I tre progetti vincitori sono relativi a tematiche che garantiscono ampie ricadute trasversali all'interno del Gruppo e riconoscono la volontà di Finmeccanica di valorizzare i migliori talenti attivi nelle aziende del Gruppo e di sviluppare una cultura dell'innovazione considerata come il migliore investimento per un gruppo high-tech che deve confrontarsi ogni giorno nella sfida del mercato internazionale.

Il Premio Innovazione 2004 testimonia anche la valenza di un processo di valorizzazione delle tecnologie intrapresa da Finmeccanica con la creazione nell'ambito della holding di una specifica funzione centrale, guidata dal Chief Technology Officer, che ha l'obiettivo di assicurare l'indirizzo e il coordinamento degli investimenti di prodotto del Gruppo attraverso il monitoraggio del piano di sviluppo dei prodotti e delle tecnologie, dell'eccellenza tecnologica e del suo continuo miglioramento nonché dei principali programmi con ricaduta sulle varie aziende controllate.

Il primo progetto vincitore, sviluppato da un gruppo di lavoro della Elsag guidato da Giuseppe Castagnoli, è relativo alla realizzazione su scala industriale di un sistema di comunicazione assolutamente sicuro, garantito dall'inviolabilità di un processo di criptazione basato sui principi quantistici. La Elsag, da tempo attiva nel campo delle tecnologie quantistiche con studi e ricerche in collaborazione con centri di ricerca esteri, è considerata un centro di eccellenza internazionale in materia.

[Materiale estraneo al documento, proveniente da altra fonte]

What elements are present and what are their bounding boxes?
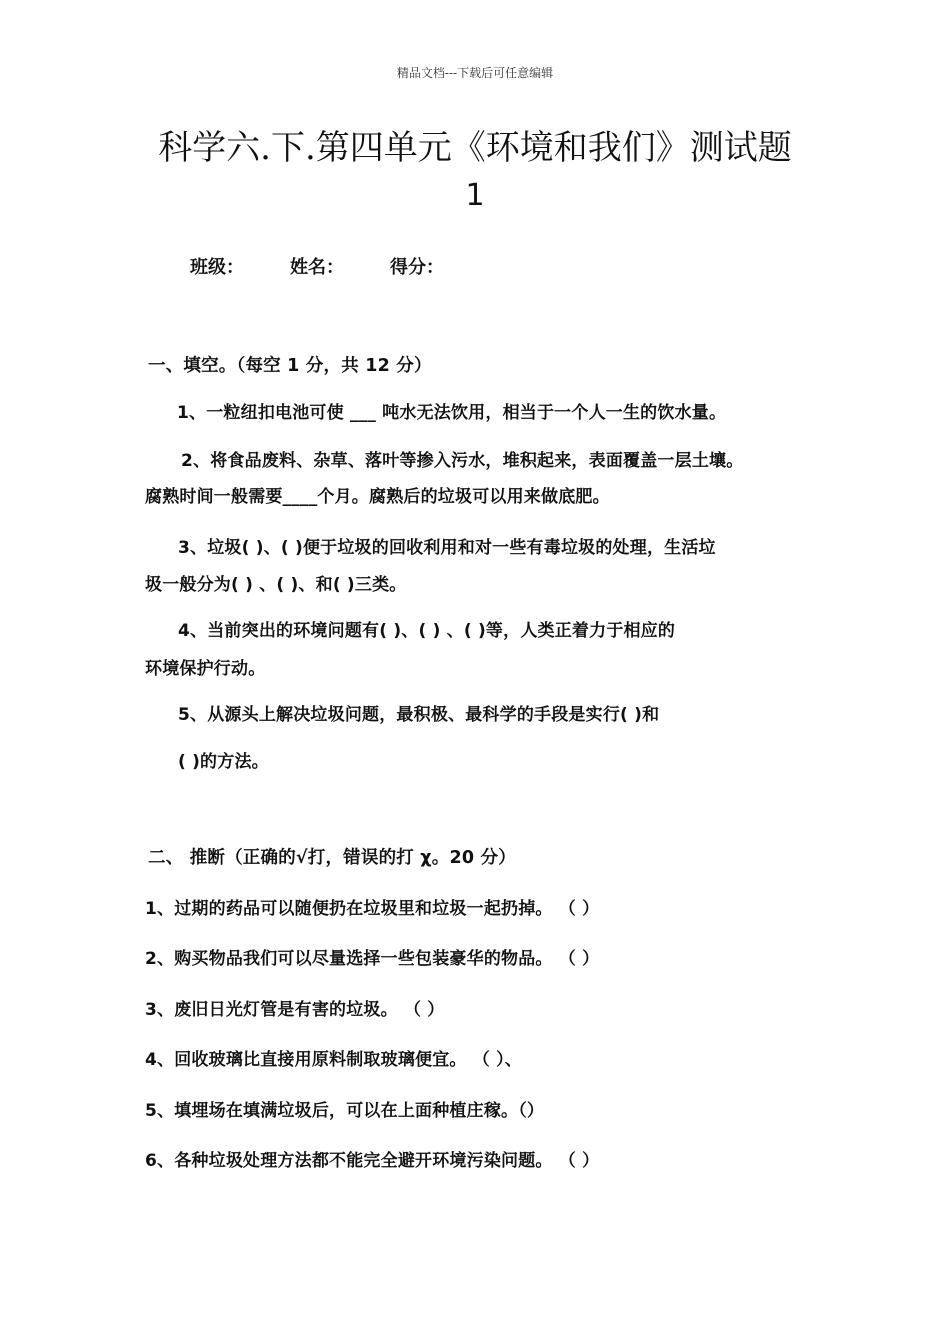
- section2-heading: 二、 推断（正确的√打，错误的打 χ。20 分）: [148, 848, 516, 868]
- score-label: 得分：: [390, 257, 444, 278]
- title-line1: 科学六.下.第四单元《环境和我们》测试题: [158, 128, 792, 168]
- question-2-line1: 2、将食品废料、杂草、落叶等掺入污水，堆积起来，表面覆盖一层土壤。: [181, 451, 744, 471]
- header-note: 精品文档---下载后可任意编辑: [396, 66, 554, 80]
- title-line2: 1: [465, 178, 485, 213]
- question-4-line2: 环境保护行动。: [145, 659, 266, 679]
- class-label: 班级：: [190, 257, 244, 278]
- question-3-line1: 3、垃圾( )、( )便于垃圾的回收利用和对一些有毒垃圾的处理，生活垃: [178, 538, 716, 558]
- judgement-item: 6、各种垃圾处理方法都不能完全避开环境污染问题。 （ ）: [145, 1151, 600, 1171]
- question-5-line1: 5、从源头上解决垃圾问题，最积极、最科学的手段是实行( )和: [178, 705, 660, 725]
- judgement-item: 5、填埋场在填满垃圾后，可以在上面种植庄稼。（）: [145, 1101, 545, 1121]
- judgement-item: 3、废旧日光灯管是有害的垃圾。 （ ）: [145, 1000, 445, 1020]
- section1-heading: 一、填空。（每空 1 分，共 12 分）: [148, 356, 432, 376]
- name-label: 姓名：: [290, 257, 344, 278]
- question-2-line2: 腐熟时间一般需要____个月。腐熟后的垃圾可以用来做底肥。: [145, 487, 610, 507]
- question-4-line1: 4、当前突出的环境问题有( )、( ) 、( )等，人类正着力于相应的: [178, 621, 676, 641]
- question-3-line2: 圾一般分为( ) 、( )、和( )三类。: [145, 575, 407, 595]
- judgement-item: 1、过期的药品可以随便扔在垃圾里和垃圾一起扔掉。 （ ）: [145, 899, 600, 919]
- page-title: [90, 124, 860, 220]
- judgement-item: 2、购买物品我们可以尽量选择一些包装豪华的物品。 （ ）: [145, 949, 600, 969]
- question-5-line2: ( )的方法。: [178, 752, 269, 772]
- question-1: 1、一粒纽扣电池可使 ___ 吨水无法饮用，相当于一个人一生的饮水量。: [177, 403, 727, 423]
- judgement-item: 4、回收玻璃比直接用原料制取玻璃便宜。 （ ）、: [145, 1050, 522, 1070]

Il secondo progetto vincitore, è quello relativo a un innovativo bruciatore per turbine a gas per la generazione di energia in grado di essere alimentato con "gas poveri". L'attenzione all'ambiente che ha sempre caratterizzato le attività di Finmeccanica e in particolar modo di quelle di Ansaldo Energia, è testimoniata da questo progetto, presentato da un team dell'azienda genovese guidato da Federico Bonzani, che ha realizzazione l'innovativo bruciatore capace di utilizzare anche prodotti di bassa qualità e costo, come ad esempio quelli ottenuti dalla gassificazione di rifiuti urbani, carbone. Il sistema, già brevettato, è un esempio delle capacità tecnologiche e di posizionamento competitivo di un'azienda come Ansaldo Energia.

Il terzo progetto è relativo a tecniche di contro-contro misure elettroniche per il radar multifunzione Empar. Il progetto è stato presentato da un gruppo di ricercatori di AMS guidato da Alfonso Farina. Anche in questo caso l'applicazione, oltre ad assicurare la massima efficacia alle prestazioni del radar navale Empar, offre ricadute importanti per la protezione e la qualità di trasmissione di sistemi di comunicazione.

Finmeccanica, ha investito nel 2003 in ricerca e sviluppo il 14,5% del valore della produzione, pari a oltre 1,25 miliardi di Euro ed è il primo investitore in Italia nelle alte tecnologie, con una attenzione particolare a quelle di tipo duale. Nei settori "core" dell'aerospazio e della difesa questa percentuale sale al 20%, un valore in linea, e in alcuni casi superiore, a quelli dei principali concorrenti. Secondo una recente ricerca elaborata dal Department of Trade and Industry britannico, Finmeccanica, per investimenti in ricerca e sviluppo nel campo dell'aerospazio e della difesa nel 2003, risulta davanti a grandi gruppi come Honeywell, Lockheed Martin, Raytheon, Thales, e subito dopo solo EADS, BAE Systems e Boeing.

Nel Gruppo Finmeccanica sono tremila i ricercatori attivi nelle varie aziende del Gruppo su una forza lavoro complessiva di circa 46.000 unità, di cui ben 19.700 all'estero, in gran parte nel Regno Unito.